The ‘List of Five Freedoms’ principle is very useful and practical for welfare research, especially for its assessment on production farms, during transport and slaughter.

In addition, it has served as the basis for many animal protection laws in the European Union and other parts of the world. Despite its clear usefulness, it has two drawbacks: it is sometimes too general and some of the five freedoms conflict with each other. To address these problems, a different approach based on the same principles has been proposed.

The Welfare Quality® project was a five-year European Union research project launched in May 2004 and involving more than 40 scientific institutions from 15 different countries. One of its objectives was to develop European standards for the assessment of animal welfare. Unlike other protocols using mainly technical parameters of the environment, the rules of the Welfare Quality® project are based primarily on observations of animal behaviour.

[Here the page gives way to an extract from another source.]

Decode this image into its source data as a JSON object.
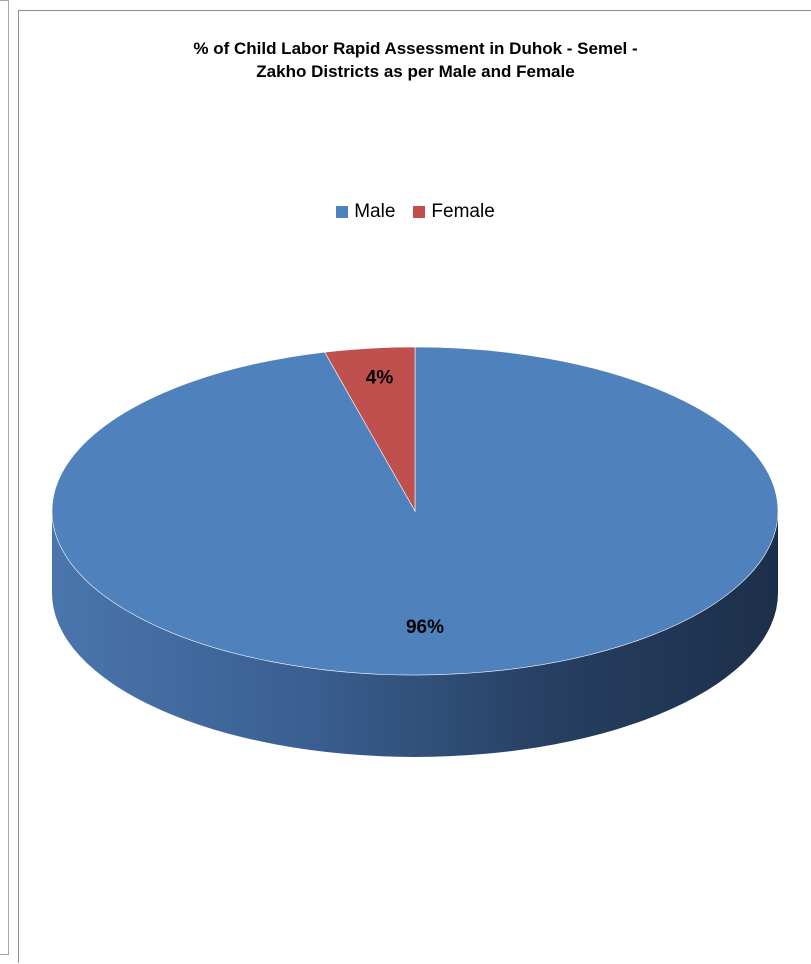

Animal welfare indicators have also been developed in a number of scientific studies as part of the Welfare Quality® project. The project’s authors used scientific methodology to assess the level of animal welfare on farms and slaughterhouses and assigned ratings on a scale from ‘poor’ to ‘excellent’. According to the Welfare Quality® protocols, four questions must be answered when assessing animal welfare:

  • Are the animals fed properly?
  • Are the animals kept in appropriate conditions?
  • Are the animals healthy?
  • Does animal behaviour reflect their optimised emotional states?

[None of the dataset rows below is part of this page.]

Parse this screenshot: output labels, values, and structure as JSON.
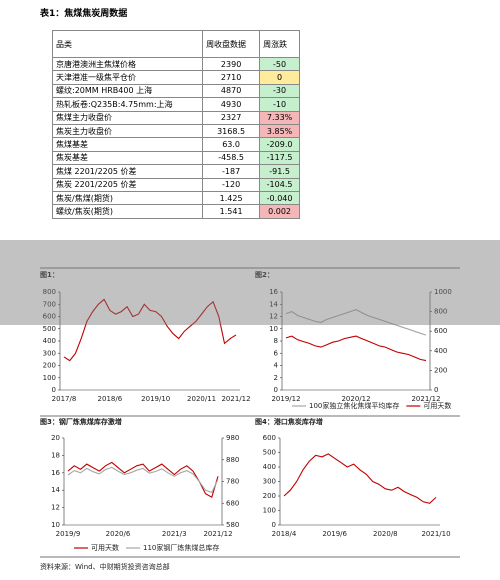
{
  "title": "表1：焦煤焦炭周数据",
  "table": {
    "header": [
      "品类",
      "周收盘数据",
      "周涨跌"
    ],
    "rows": [
      [
        "京唐港澳洲主焦煤价格",
        "2390",
        "-50"
      ],
      [
        "天津港准一级焦平仓价",
        "2710",
        "0"
      ],
      [
        "螺纹:20MM HRB400 上海",
        "4870",
        "-30"
      ],
      [
        "热轧板卷:Q235B:4.75mm:上海",
        "4930",
        "-10"
      ],
      [
        "焦煤主力收盘价",
        "2327",
        "7.33%"
      ],
      [
        "焦炭主力收盘价",
        "3168.5",
        "3.85%"
      ],
      [
        "焦煤基差",
        "63.0",
        "-209.0"
      ],
      [
        "焦炭基差",
        "-458.5",
        "-117.5"
      ],
      [
        "焦煤 2201/2205 价差",
        "-187",
        "-91.5"
      ],
      [
        "焦炭 2201/2205 价差",
        "-120",
        "-104.5"
      ],
      [
        "焦炭/焦煤(期货)",
        "1.425",
        "-0.040"
      ],
      [
        "螺纹/焦炭(期货)",
        "1.541",
        "0.002"
      ]
    ],
    "change_colors": [
      "#c6efce",
      "#ffeb9c",
      "#c6efce",
      "#c6efce",
      "#f4b6b6",
      "#f4b6b6",
      "#c6efce",
      "#c6efce",
      "#c6efce",
      "#c6efce",
      "#c6efce",
      "#f4b6b6"
    ]
  },
  "chart_data": [
    {
      "type": "line",
      "title": "图1：",
      "categories": [
        "2017/8",
        null,
        null,
        null,
        null,
        null,
        null,
        null,
        "2018/6",
        null,
        null,
        null,
        null,
        null,
        null,
        null,
        "2019/10",
        null,
        null,
        null,
        null,
        null,
        null,
        null,
        "2020/11",
        null,
        null,
        null,
        null,
        null,
        "2021/12"
      ],
      "series": [
        {
          "name": null,
          "color": "#c00000",
          "values": [
            270,
            240,
            300,
            420,
            560,
            640,
            700,
            740,
            650,
            620,
            640,
            680,
            600,
            620,
            700,
            650,
            640,
            600,
            520,
            460,
            420,
            480,
            520,
            560,
            620,
            680,
            720,
            600,
            380,
            420,
            450
          ]
        }
      ],
      "ylim": [
        0,
        800
      ],
      "yticks": [
        0,
        100,
        200,
        300,
        400,
        500,
        600,
        700,
        800
      ]
    },
    {
      "type": "line",
      "title": "图2：",
      "categories": [
        "2019/12",
        null,
        null,
        null,
        null,
        null,
        null,
        null,
        null,
        null,
        null,
        null,
        "2020/12",
        null,
        null,
        null,
        null,
        null,
        null,
        null,
        null,
        null,
        null,
        null,
        "2021/12"
      ],
      "series": [
        {
          "name": "100家独立焦化焦煤平均库存",
          "color": "#a6a6a6",
          "axis": "y2",
          "values": [
            780,
            800,
            760,
            740,
            720,
            700,
            690,
            720,
            740,
            760,
            780,
            800,
            820,
            790,
            760,
            740,
            720,
            700,
            680,
            660,
            640,
            620,
            600,
            580,
            560
          ]
        },
        {
          "name": "可用天数",
          "color": "#c00000",
          "values": [
            8.5,
            8.8,
            8.2,
            7.9,
            7.6,
            7.2,
            7.0,
            7.4,
            7.8,
            8.0,
            8.4,
            8.6,
            8.8,
            8.4,
            8.0,
            7.6,
            7.2,
            7.0,
            6.6,
            6.2,
            6.0,
            5.8,
            5.4,
            5.0,
            4.8
          ]
        }
      ],
      "ylim": [
        0,
        16
      ],
      "yticks": [
        0,
        2,
        4,
        6,
        8,
        10,
        12,
        14,
        16
      ],
      "y2lim": [
        0,
        1000
      ],
      "y2ticks": [
        0,
        200,
        400,
        600,
        800,
        1000
      ]
    },
    {
      "type": "line",
      "title": "图3：钢厂炼焦煤库存激增",
      "categories": [
        "2019/9",
        null,
        null,
        null,
        null,
        null,
        null,
        null,
        "2020/6",
        null,
        null,
        null,
        null,
        null,
        null,
        null,
        null,
        "2021/3",
        null,
        null,
        null,
        null,
        null,
        null,
        "2021/12"
      ],
      "series": [
        {
          "name": "可用天数",
          "color": "#c00000",
          "values": [
            16.2,
            16.8,
            16.4,
            17.0,
            16.6,
            16.2,
            16.8,
            17.2,
            16.6,
            16.0,
            16.4,
            16.8,
            17.0,
            16.2,
            16.6,
            17.0,
            16.4,
            15.8,
            16.4,
            16.8,
            16.2,
            15.0,
            13.6,
            13.2,
            15.6
          ]
        },
        {
          "name": "110家钢厂炼焦煤总库存",
          "color": "#a6a6a6",
          "axis": "y2",
          "values": [
            810,
            830,
            820,
            840,
            825,
            815,
            835,
            845,
            828,
            812,
            820,
            832,
            840,
            818,
            826,
            838,
            820,
            804,
            820,
            830,
            815,
            780,
            740,
            730,
            790
          ]
        }
      ],
      "ylim": [
        10,
        20
      ],
      "yticks": [
        10,
        12,
        14,
        16,
        18,
        20
      ],
      "y2lim": [
        580,
        980
      ],
      "y2ticks": [
        580,
        680,
        780,
        880,
        980
      ]
    },
    {
      "type": "line",
      "title": "图4：港口焦炭库存增",
      "categories": [
        "2018/4",
        null,
        null,
        null,
        null,
        null,
        null,
        null,
        "2019/6",
        null,
        null,
        null,
        null,
        null,
        null,
        null,
        "2020/8",
        null,
        null,
        null,
        null,
        null,
        null,
        null,
        "2021/10"
      ],
      "series": [
        {
          "name": null,
          "color": "#c00000",
          "values": [
            200,
            240,
            300,
            380,
            440,
            480,
            470,
            490,
            460,
            430,
            400,
            420,
            380,
            350,
            300,
            280,
            250,
            240,
            260,
            230,
            210,
            190,
            160,
            150,
            190
          ]
        }
      ],
      "ylim": [
        0,
        600
      ],
      "yticks": [
        0,
        100,
        200,
        300,
        400,
        500,
        600
      ]
    }
  ],
  "source": "资料来源：Wind、中财期货投资咨询总部"
}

The last point may be the most innovative and controversial aspect. Simply put, it refers to the fact that animals should not feel fear, pain, frustration or any other negative emotional state, at least in a chronic or very intense way.

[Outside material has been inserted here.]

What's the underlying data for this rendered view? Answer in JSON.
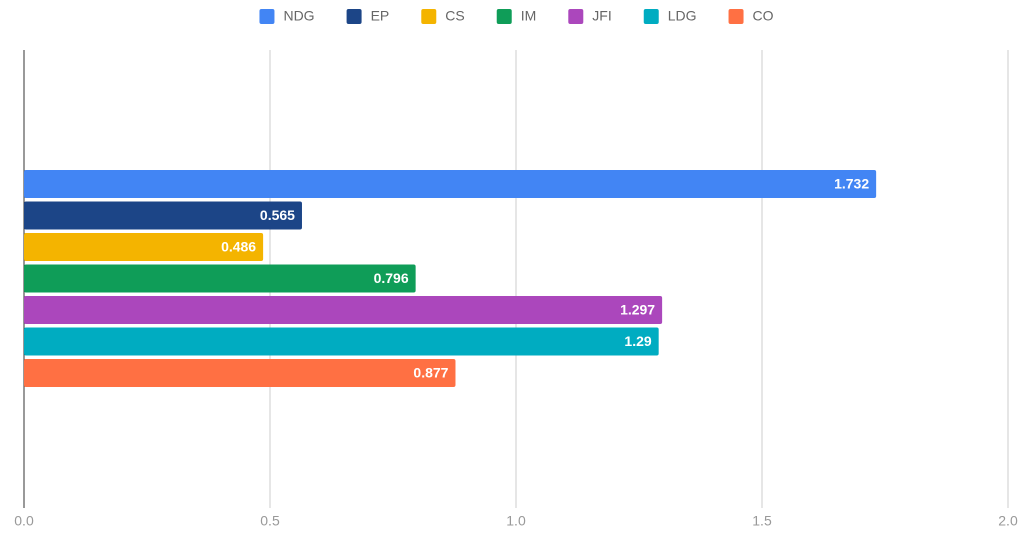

These four questions make it possible to create a set of 12 criteria on which any wellbeing assessment system should be based. These criteria, grouped respectively according to the four questions, are as follows:

Principles and criteria of the Welfare Quality® protocol:

Adequate feeding

  • no long-term hunger
  • no long-lasting thirst

Adequate housing conditions

  • comfort of the resting place
  • thermal comfort
  • freedom of movement

Good health

  • no injuries
  • no diseases
  • no pain caused by procedures such as castration, tail docking, dehorning, etc.

Appropriate behaviour

  • expression of appropriate social behaviour characterised by a balance between negative (e.g. aggression) and positive aspects.
  • appropriate expression of other behaviours, e.g. balance between negative aspects (e.g. stereotypical behaviour) and positive aspects.
  • good human-animal relations, animals are not afraid of humans.
  • positive emotional state

The World Organisation for Animal Health (OIE) also takes animal welfare into account. In the developed standards entitled. “Terrestrial Animal Health Code” there are general and specific recommendations on housing conditions, care, disease prevention, treatment, use of good practices during transport and slaughter. The individual chapters of this code deal in detail with the welfare of dairy and beef cattle, broilers or pigs.